Drama as three vessels towed into Durban
Dec 9, 2004
It was a day of interesting drama and seamanship on Tuesday morning (7 December) when not less than three incapacitated vessels were towed into Durban harbour.
First up was the Spanish fishing vessel Maral, which lost the use of her propulsion and was towed to Durban by another fishing vessel, the M Secundo. Maral is reported to have developed a problem with the tailshaft coupling, preventing the use of her propulsion but why she was towed stern first into harbour was not immediately apparent. The vessel entered port in a drawn-out zigzag manner towed by a single NPA harbour tug, the Umsunduzi.
the crippled fishing trawler Maral
Coincidentally, a Spanish fishing vessel also named Maral was in the Namibian news earlier this week following the return to a Luderitz court of the ship’s master, Captain Jorge Alonso Martinez.
According to The Namibian newspaper Captain Martinez was arrested six months ago on charges of fishing illegally in Namibian waters and this week’s appearance was a continuation of his trial.
When Maral was apprehended the vessel had its long lines deployed inside Namibian territorial waters and about 1.3 tonnes of fish catch on board, consisting of 21 swordfish, 24 mako sharks, 21 blue fin sharks, four tuna and one swordfish.
The newspaper reports Captain Martinez as claiming to have inadvertently entered Namibian waters – in his defense he stated that he thought they were still in South African waters where the ship is licensed to fish.
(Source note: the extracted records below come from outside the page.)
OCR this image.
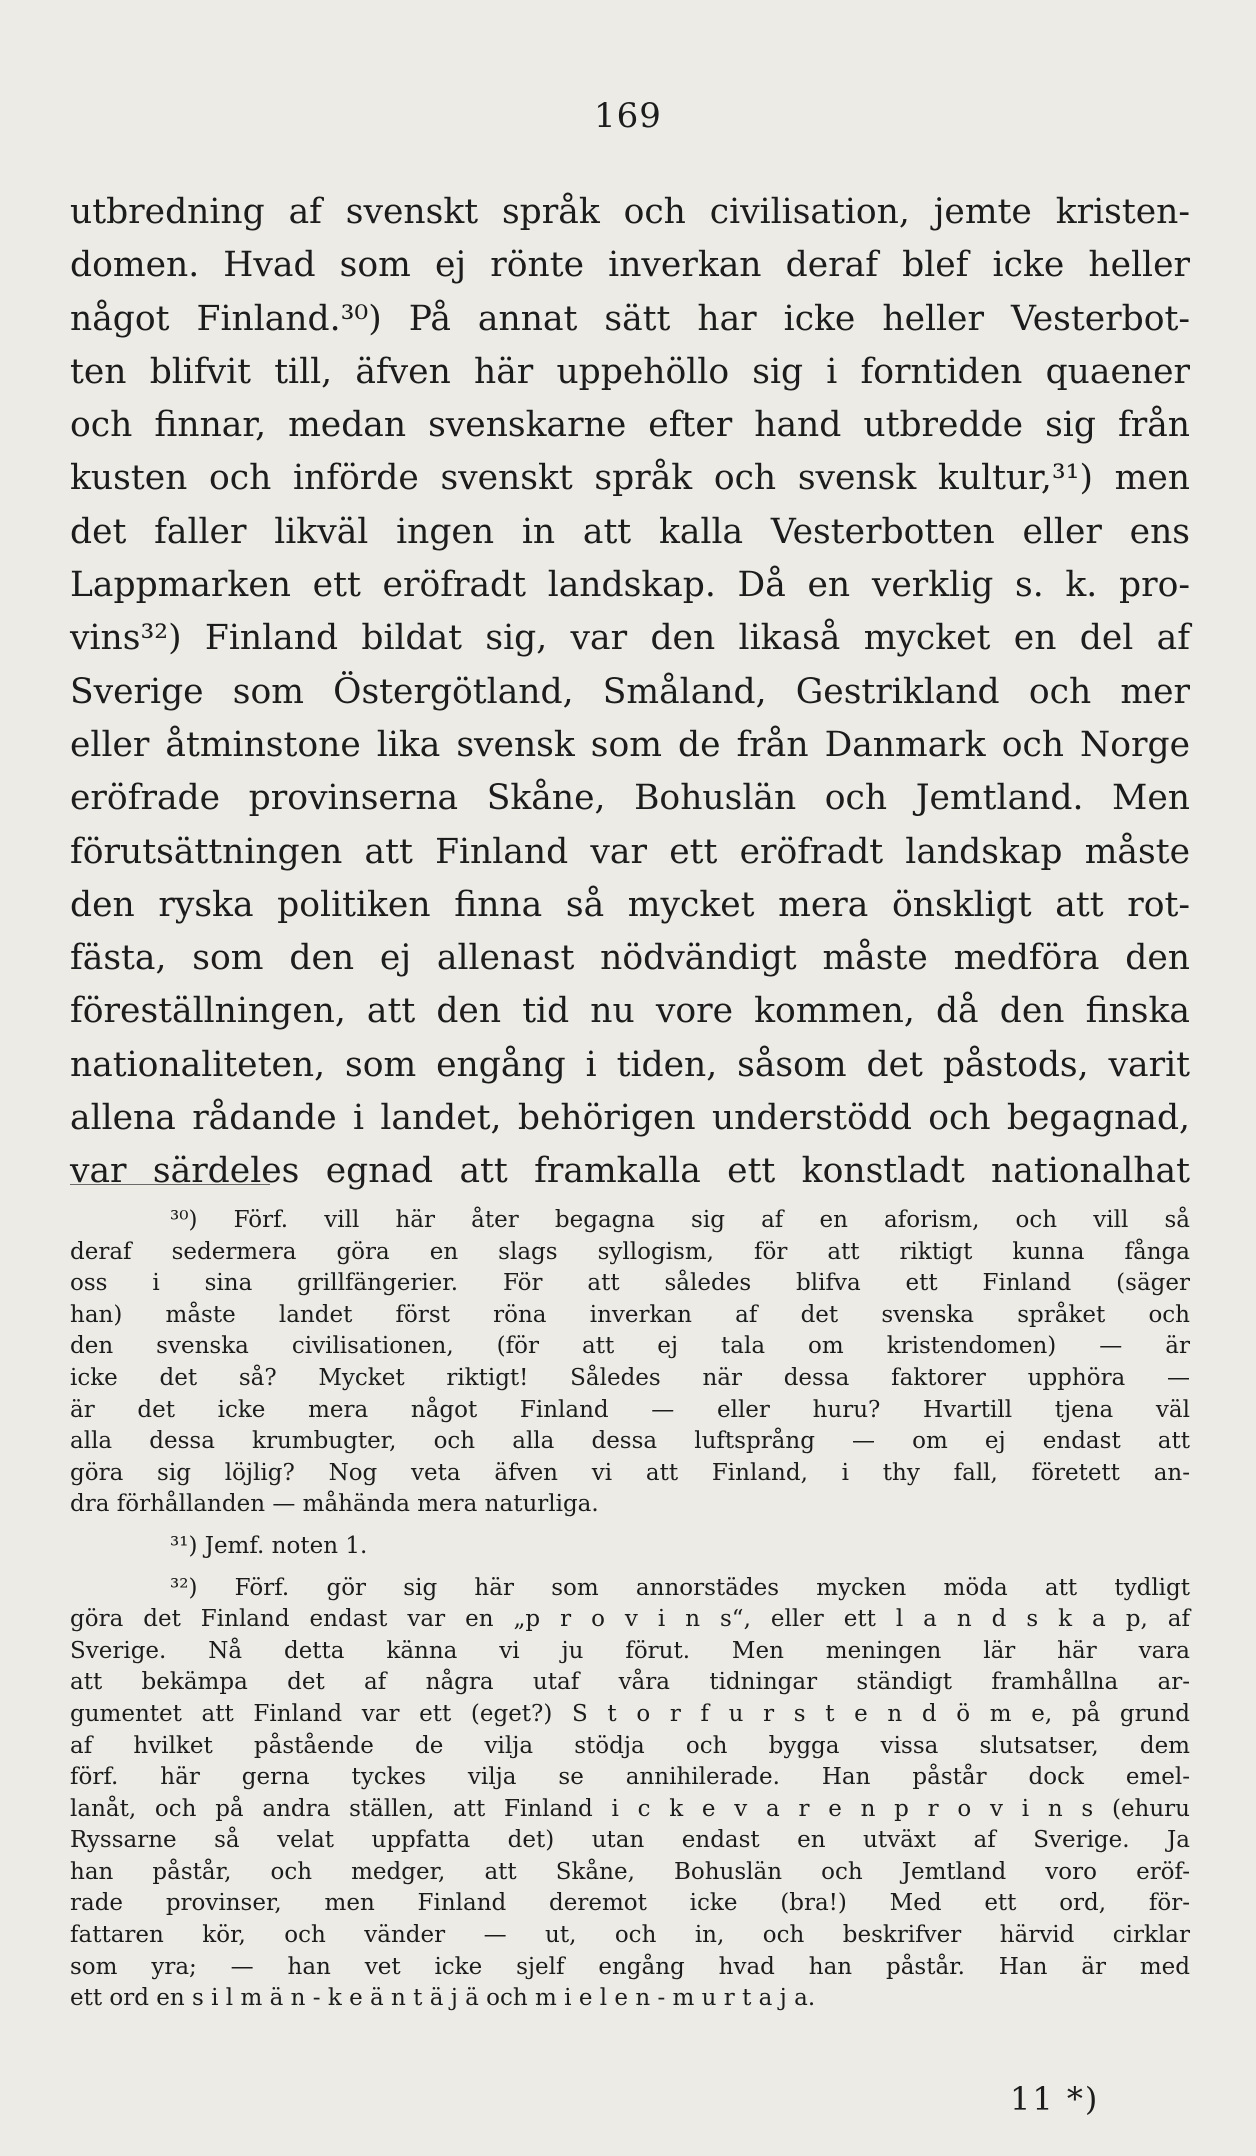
169
utbredning af svenskt språk och civilisation, jemte kristen-
domen. Hvad som ej rönte inverkan deraf blef icke heller
något Finland.³⁰) På annat sätt har icke heller Vesterbot-
ten blifvit till, äfven här uppehöllo sig i forntiden quaener
och finnar, medan svenskarne efter hand utbredde sig från
kusten och införde svenskt språk och svensk kultur,³¹) men
det faller likväl ingen in att kalla Vesterbotten eller ens
Lappmarken ett eröfradt landskap. Då en verklig s. k. pro-
vins³²) Finland bildat sig, var den likaså mycket en del af
Sverige som Östergötland, Småland, Gestrikland och mer
eller åtminstone lika svensk som de från Danmark och Norge
eröfrade provinserna Skåne, Bohuslän och Jemtland. Men
förutsättningen att Finland var ett eröfradt landskap måste
den ryska politiken finna så mycket mera önskligt att rot-
fästa, som den ej allenast nödvändigt måste medföra den
föreställningen, att den tid nu vore kommen, då den finska
nationaliteten, som engång i tiden, såsom det påstods, varit
allena rådande i landet, behörigen understödd och begagnad,
var särdeles egnad att framkalla ett konstladt nationalhat
³⁰) Förf. vill här åter begagna sig af en aforism, och vill så
deraf sedermera göra en slags syllogism, för att riktigt kunna fånga
oss i sina grillfängerier. För att således blifva ett Finland (säger
han) måste landet först röna inverkan af det svenska språket och
den svenska civilisationen, (för att ej tala om kristendomen) — är
icke det så? Mycket riktigt! Således när dessa faktorer upphöra —
är det icke mera något Finland — eller huru? Hvartill tjena väl
alla dessa krumbugter, och alla dessa luftsprång — om ej endast att
göra sig löjlig? Nog veta äfven vi att Finland, i thy fall, företett an-
dra förhållanden — måhända mera naturliga.
³¹) Jemf. noten 1.
³²) Förf. gör sig här som annorstädes mycken möda att tydligt
göra det Finland endast var en „p r o v i n s“, eller ett l a n d s k a p, af
Sverige. Nå detta känna vi ju förut. Men meningen lär här vara
att bekämpa det af några utaf våra tidningar ständigt framhållna ar-
gumentet att Finland var ett (eget?) S t o r f u r s t e n d ö m e, på grund
af hvilket påstående de vilja stödja och bygga vissa slutsatser, dem
förf. här gerna tyckes vilja se annihilerade. Han påstår dock emel-
lanåt, och på andra ställen, att Finland i c k e v a r e n p r o v i n s (ehuru
Ryssarne så velat uppfatta det) utan endast en utväxt af Sverige. Ja
han påstår, och medger, att Skåne, Bohuslän och Jemtland voro eröf-
rade provinser, men Finland deremot icke (bra!) Med ett ord, för-
fattaren kör, och vänder — ut, och in, och beskrifver härvid cirklar
som yra; — han vet icke sjelf engång hvad han påstår. Han är med
ett ord en s i l m ä n - k e ä n t ä j ä och m i e l e n - m u r t a j a.
11 *)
The case is proceeding.
The next tow into port was the small tanker Nisha II, which is en route to the Indian sub-continent scrap yards and has been under tow behind the diminutive Nigerian tug Numo. That Numo has battled to keep up to the appointed task is indicated by the length of time spent along the South African coast, where eventually things came to a head at 04.30 on 1 December some 70 n.miles ENE of East London when during a strong gale the vessel lost the tow, which it was unable to pick up again due to rough seas.
the Nigerian tug Numo
With Numo running low on fuel a call went out for assistance from the salvage tug Smit Amandla, on station along the South African coast, which hastened to the scene and was able to collect what then became a double tow of both Nisha II and Numo.
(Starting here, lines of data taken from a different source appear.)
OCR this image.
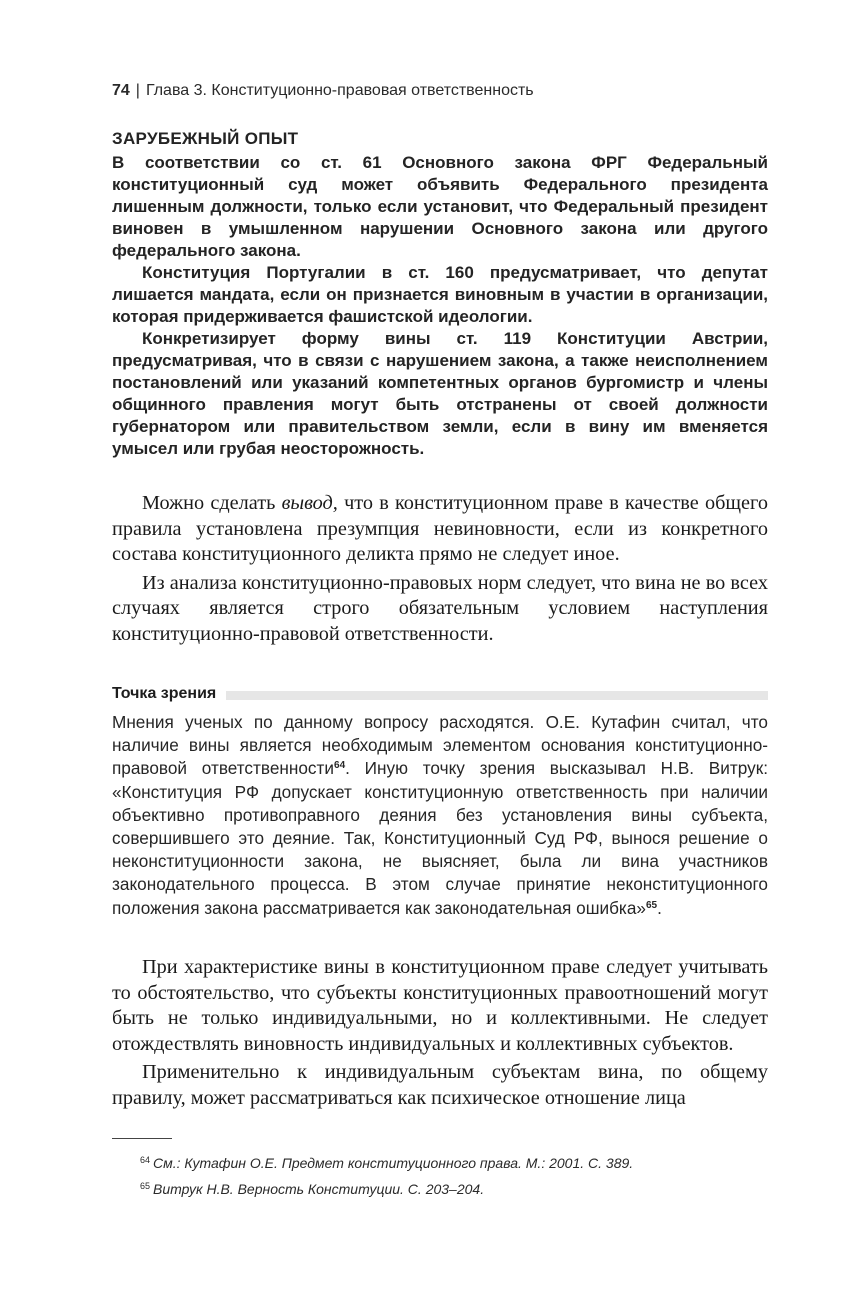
74 | Глава 3. Конституционно-правовая ответственность
ЗАРУБЕЖНЫЙ ОПЫТ

В соответствии со ст. 61 Основного закона ФРГ Федеральный конституционный суд может объявить Федерального президента лишенным должности, только если установит, что Федеральный президент виновен в умышленном нарушении Основного закона или другого федерального закона.

Конституция Португалии в ст. 160 предусматривает, что депутат лишается мандата, если он признается виновным в участии в организации, которая придерживается фашистской идеологии.

Конкретизирует форму вины ст. 119 Конституции Австрии, предусматривая, что в связи с нарушением закона, а также неисполнением постановлений или указаний компетентных органов бургомистр и члены общинного правления могут быть отстранены от своей должности губернатором или правительством земли, если в вину им вменяется умысел или грубая неосторожность.

Можно сделать вывод, что в конституционном праве в качестве общего правила установлена презумпция невиновности, если из конкретного состава конституционного деликта прямо не следует иное.

Из анализа конституционно-правовых норм следует, что вина не во всех случаях является строго обязательным условием наступления конституционно-правовой ответственности.

Точка зрения

Мнения ученых по данному вопросу расходятся. О.Е. Кутафин считал, что наличие вины является необходимым элементом основания конституционно-правовой ответственности$^{64}$. Иную точку зрения высказывал Н.В. Витрук: «Конституция РФ допускает конституционную ответственность при наличии объективно противоправного деяния без установления вины субъекта, совершившего это деяние. Так, Конституционный Суд РФ, вынося решение о неконституционности закона, не выясняет, была ли вина участников законодательного процесса. В этом случае принятие неконституционного положения закона рассматривается как законодательная ошибка»$^{65}$.

При характеристике вины в конституционном праве следует учитывать то обстоятельство, что субъекты конституционных правоотношений могут быть не только индивидуальными, но и коллективными. Не следует отождествлять виновность индивидуальных и коллективных субъектов.

Применительно к индивидуальным субъектам вина, по общему правилу, может рассматриваться как психическое отношение лица

$^{64}$ См.: Кутафин О.Е. Предмет конституционного права. М.: 2001. С. 389.
$^{65}$ Витрук Н.В. Верность Конституции. С. 203–204.
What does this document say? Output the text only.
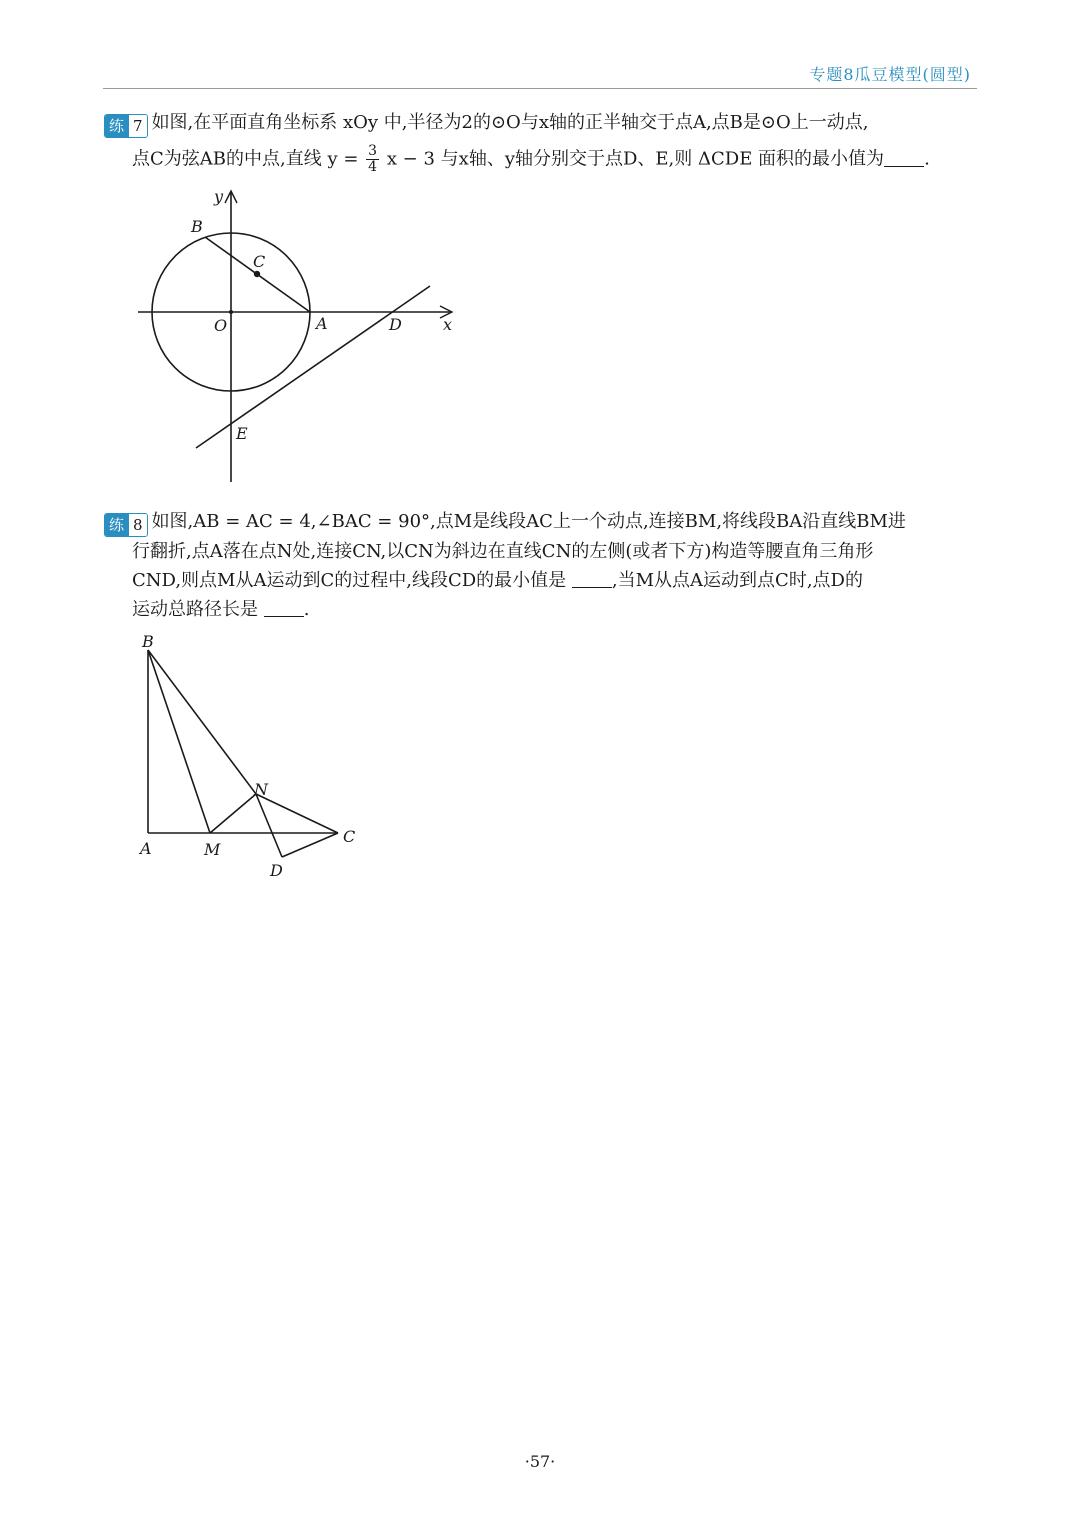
专题8瓜豆模型(圆型)
练 7 如图,在平面直角坐标系 xOy 中,半径为2的⊙O与x轴的正半轴交于点A,点B是⊙O上一动点,
点C为弦AB的中点,直线 $y = \frac{3}{4}$ x − 3 与x轴、y轴分别交于点D、E,则 ΔCDE 面积的最小值为 .
y
x
B
C
O	A	D
E
练 8 如图,AB = AC = 4,∠BAC = 90°,点M是线段AC上一个动点,连接BM,将线段BA沿直线BM进
行翻折,点A落在点N处,连接CN,以CN为斜边在直线CN的左侧(或者下方)构造等腰直角三角形
CND,则点M从A运动到C的过程中,线段CD的最小值是	,当M从点A运动到点C时,点D的
运动总路径长是	.
B
N
C
A	M
D
·57·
The ensemble arrived off Durban on the morning of 7 December where Numo was disengaged allowing Smit Amandla to bring the derelict tanker into port with the assistance of two harbour tugs.
Nisha II and Smit Amandla
The third vessel requiring assistance was the reefer ship Snow Crystal (14,512-gt, built 1973, ship manager Holy House Shipping, Stockholm). The reefer reported an engine room fire about 150 n.miles NE of Durban off St Lucia on Sunday 5 December while voyaging from Paranagua to the Persian Gulf with a cargo of frozen chickens.
The Durban-based offshore tug Pentow Service immediately sailed to her assistance. The fire was subsequently brought under control but with engine room power lost Pentow Service was required to take Snow Crystal in tow back to Durban, where the reefer will undergo repair at the Dormac repair yard.
Snow Crystal arriving in Durban
All pictures by Terry Hutson
The fishing vessel Maral has moved to Elgin Brown & Hamer for repairs. Snow Crystal is at the Dormac repair yard and Numo and Nisha II are on layby berths at the Point. Barwil SA is the port agent for the latter two vessels.